El testimonio narrado tiene la virtud de ser auténtico sin caer en el melodrama, de dejarse acompañar por tomas sugerentes de espacios vacíos de ilusiones, así como de encarar la vida con una fe laica saludable e inusual.

Inserto en lo cotidiano, el texto sabe además incorporar el debate sobre cómo continuar viviendo por quienes quedan, sin abandonarse al lamento y la inacción, y sin rendirse ante la muerte.

sábado, 4 de junio de 2016

Fuera de línea o fuera de orden

"Avoid loud and aggressive persons:
they are vexations to the spirit."
Max Ehrmann, Desiderata.

“Fuera de línea” se ha convertido en uno de los programas más desagradables de la radiodifusión salvadoreña. Y eso es decir mucho.

Sus productores, Radio Corporación YSKL, quizá crean que es interesante el estilo de discusión y permanente polémica que, como norma explícita, mantienen sus presentadores Eugenio Calderón y Raúl Beltrán Bonilla; pero no se han dado cuenta de que hace mucho tiempo pasaron el límite razonable de la coherencia e inteligibilidad, para dar paso a un dime que te diré propio de plaza pública o nuestra insigne Asamblea Legislativa (que viene a ser lo mismo).

Muy poco pueden hacer los otros dos presentadores, Cristian Villalta y Carlos Aranzamendi, para mantener siquiera la unidad temática del segmento, ante los usuales aspavientos, sarcasmos, altisonancias y ultrajes mutuos en que Eugenio y Beltrán se sumergen al solo iniciar el programa, que se transmite en vivo los lunes y viernes a las 5:00 p.m. en la mencionada estación.

Sin importar las poses y fotos dizque amigables que pongan en redes sociales, lo cierto es que "Fuera de línea" ha derivado en una anarquía tal que hasta el operador de la consola tiene que sacarlos del aire sin previo aviso para ir a menciones comerciales, harto de esa molesta simultaneidad de alaridos y aruñones verbales.

Si fuera un guion como en la lucha libre de la WWE, hasta gracioso sería. Pero no.

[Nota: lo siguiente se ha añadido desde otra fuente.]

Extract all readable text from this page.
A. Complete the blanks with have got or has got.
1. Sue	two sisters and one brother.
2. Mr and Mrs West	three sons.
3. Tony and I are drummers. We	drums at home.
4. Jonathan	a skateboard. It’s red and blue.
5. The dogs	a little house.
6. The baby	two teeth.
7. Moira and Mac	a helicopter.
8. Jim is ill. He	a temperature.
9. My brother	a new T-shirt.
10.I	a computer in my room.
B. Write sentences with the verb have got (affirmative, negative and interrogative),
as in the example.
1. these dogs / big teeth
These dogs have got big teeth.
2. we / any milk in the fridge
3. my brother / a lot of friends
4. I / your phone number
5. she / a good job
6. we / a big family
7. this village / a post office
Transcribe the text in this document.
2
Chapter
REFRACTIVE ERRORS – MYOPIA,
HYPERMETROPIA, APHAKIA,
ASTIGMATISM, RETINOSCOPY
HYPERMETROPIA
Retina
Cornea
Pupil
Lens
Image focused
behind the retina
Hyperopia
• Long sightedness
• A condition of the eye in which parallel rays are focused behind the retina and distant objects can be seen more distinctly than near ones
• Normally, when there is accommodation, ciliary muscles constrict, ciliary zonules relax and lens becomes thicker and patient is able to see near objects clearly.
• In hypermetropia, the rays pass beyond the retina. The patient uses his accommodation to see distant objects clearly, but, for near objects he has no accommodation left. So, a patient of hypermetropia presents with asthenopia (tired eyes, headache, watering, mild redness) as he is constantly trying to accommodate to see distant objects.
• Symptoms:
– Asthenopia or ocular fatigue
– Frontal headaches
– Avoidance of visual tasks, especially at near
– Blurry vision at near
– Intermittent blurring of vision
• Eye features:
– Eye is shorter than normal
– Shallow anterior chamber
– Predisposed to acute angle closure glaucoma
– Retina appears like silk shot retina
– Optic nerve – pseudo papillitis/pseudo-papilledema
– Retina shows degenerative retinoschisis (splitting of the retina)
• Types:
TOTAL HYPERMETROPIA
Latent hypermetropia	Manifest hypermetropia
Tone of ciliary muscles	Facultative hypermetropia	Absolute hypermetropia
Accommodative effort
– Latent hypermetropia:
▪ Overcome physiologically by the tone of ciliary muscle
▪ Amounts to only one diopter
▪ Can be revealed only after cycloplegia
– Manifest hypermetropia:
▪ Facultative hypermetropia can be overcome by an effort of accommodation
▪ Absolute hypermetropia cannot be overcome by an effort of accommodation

La monotonía que ese penoso espectáculo auditivo produce es tal que bien podrían grabar un segmento y ponerlo repetido en todas las emisiones, sin que el público lo notara, porque ya no se sabe ni cuál es el motivo concreto de discusión en cada caso.

¿Será que nadie en la KL es capaz de poner un poco de orden, en beneficio del oyente?

Porque una cosa es diferir en opiniones, discutir con pasión un tema o incluso ponerle algo de chile picante a la plática; y otra muy distinta es que, en el transcurso de varios minutos al aire, el Chele y el Primo se pasen diciendo “¡Bruto vos! ¡No, tonto vos!", sacándose a relucir mutuamente el rosario de insensateces y errores periodísticos cometidos por uno y otro desde tiempos bastante pretéritos (que no es el tema de este artículo, pero daría para varias páginas de inquisiciones).

Lo triste es que semejantes modelos de discusión y debate, difundidos masivamente a través de una radioemisora de mucho prestigio acumulado, fomentan en la población la intolerancia, la descalificación y la agresión mutua, profundizando (si es que se puede aún más) la descomposición social que padecemos.

Cierro con un último comentario, como quien va pasando.

La etiqueta del programa dice que "el toque femenino” lo pone Tuty Santamaría, una modelo a quien cada vez que le dan oportunidad de hablar, le ponen música de streap-tease de fondo. No me extrañaría que en las próximas ediciones incorporaran algunos aullidos lobeznos.


Posdata: el programa aún tiene anuncios publicitarios pagados y por eso continúa emitiéndose, pero no sé si los auspiciadores han hecho mediciones de audiencia o nada más se dejan ir por la "marca YSKL". Mi impresión es que no soy el único que acaba cambiando de estación a los pocos minutos, a fin de cuidar el ánimo y el oído.